You have to read the callback request-Parameter (default callback, value something like __gwt_jsonp__.P0.onSuccess) on serversite and have to modify the output to
<callback>(<json>);
In this case:
__gwt_jsonp__.P0.onSuccess(<json>);
Both of these guys are absolutely correct, but here is a concrete example to help you understand exactly what they are referring too.
This is a public JSON api. Take a look at the results:
http://ws.geonames.org/postalCodeLookupJSON?postalcode=M1&country=GB&maxRows=4
This public API supports JSONP through the predefined parameter 'callback'. Basically whatever value you pass into callback, will be used as the function name to wrap around the JSON data you desire. Take a look at the results of these few requests:
http://ws.geonames.org/postalCodeLookupJSON?postalcode=M1&country=GB&maxRows=4&callback=totallyMadeUp
http://ws.geonames.org/postalCodeLookupJSON?postalcode=M1&country=GB&maxRows=4&callback=trollingWithJSONP
It could be happening because of another reason, that the webservice call is returning a JSON object and but the callback is expecting JSONP object (note there is a difference).

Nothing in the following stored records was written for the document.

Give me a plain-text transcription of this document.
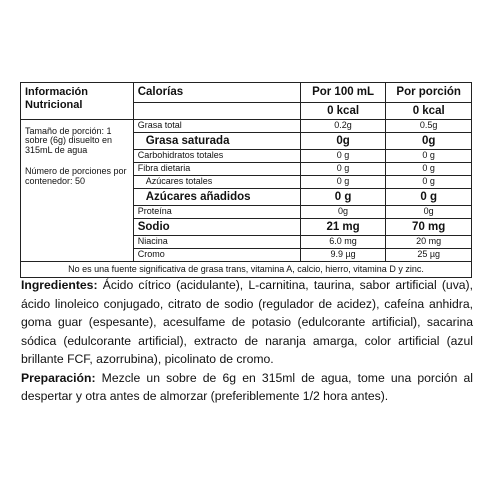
Información Nutricional	Calorías	Por 100 mL	Por porción
		0 kcal	0 kcal

Tamaño de porción: 1 sobre (6g) disuelto en 315mL de agua
Número de porciones por contenedor: 50	Grasa total	0.2g	0.5g
	Grasa saturada	0g	0g
	Carbohidratos totales	0 g	0 g
	Fibra dietaria	0 g	0 g
	Azúcares totales	0 g	0 g
	Azúcares añadidos	0 g	0 g
	Proteína	0g	0g
	Sodio	21 mg	70 mg
	Niacina	6.0 mg	20 mg
	Cromo	9.9 µg	25 µg
No es una fuente significativa de grasa trans, vitamina A, calcio, hierro, vitamina D y zinc.			

Ingredientes: Ácido cítrico (acidulante), L-carnitina, taurina, sabor artificial (uva), ácido linoleico conjugado, citrato de sodio (regulador de acidez), cafeína anhidra, goma guar (espesante), acesulfame de potasio (edulcorante artificial), sacarina sódica (edulcorante artificial), extracto de naranja amarga, color artificial (azul brillante FCF, azorrubina), picolinato de cromo.

Preparación: Mezcle un sobre de 6g en 315ml de agua, tome una porción al despertar y otra antes de almorzar (preferiblemente 1/2 hora antes).
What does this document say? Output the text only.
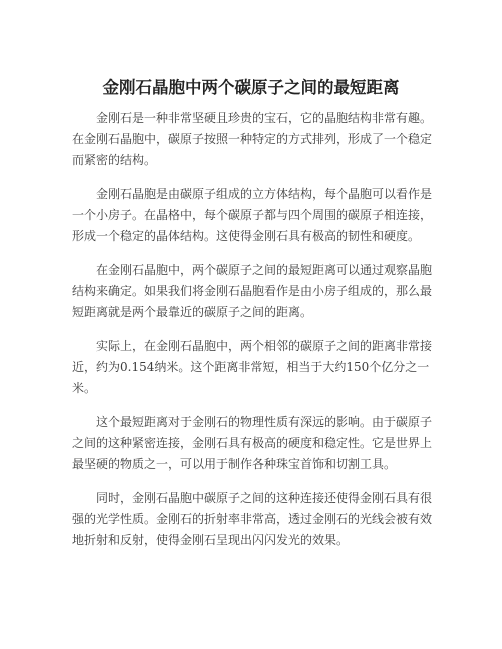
金刚石晶胞中两个碳原子之间的最短距离

金刚石是一种非常坚硬且珍贵的宝石，它的晶胞结构非常有趣。在金刚石晶胞中，碳原子按照一种特定的方式排列，形成了一个稳定而紧密的结构。

金刚石晶胞是由碳原子组成的立方体结构，每个晶胞可以看作是一个小房子。在晶格中，每个碳原子都与四个周围的碳原子相连接，形成一个稳定的晶体结构。这使得金刚石具有极高的韧性和硬度。

在金刚石晶胞中，两个碳原子之间的最短距离可以通过观察晶胞结构来确定。如果我们将金刚石晶胞看作是由小房子组成的，那么最短距离就是两个最靠近的碳原子之间的距离。

实际上，在金刚石晶胞中，两个相邻的碳原子之间的距离非常接近，约为0.154纳米。这个距离非常短，相当于大约150个亿分之一米。

这个最短距离对于金刚石的物理性质有深远的影响。由于碳原子之间的这种紧密连接，金刚石具有极高的硬度和稳定性。它是世界上最坚硬的物质之一，可以用于制作各种珠宝首饰和切割工具。

同时，金刚石晶胞中碳原子之间的这种连接还使得金刚石具有很强的光学性质。金刚石的折射率非常高，透过金刚石的光线会被有效地折射和反射，使得金刚石呈现出闪闪发光的效果。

So if you are dealing with google maps api, and you are seeing this exception, you need to change it to api provide by maps api, something like
final GeocoderRequest request = GeocoderRequest.create();
request.setAddress(query);
try {
GWT.log("sending GeoCoderRequest");
if (m_geocoder == null) {
m_geocoder = Geocoder.create();
}
m_geocoder.geocode(request, new Geocoder.Callback() {
#Override
public void handle(final JsArray<GeocoderResult> results,
final GeocoderStatus status) {
handleSuccess(results, status);
}
});
} catch (final Exception ex) {
GWT.log("GeoCoder", ex);
}
Or else you could use RequestBuilder as in gwt library.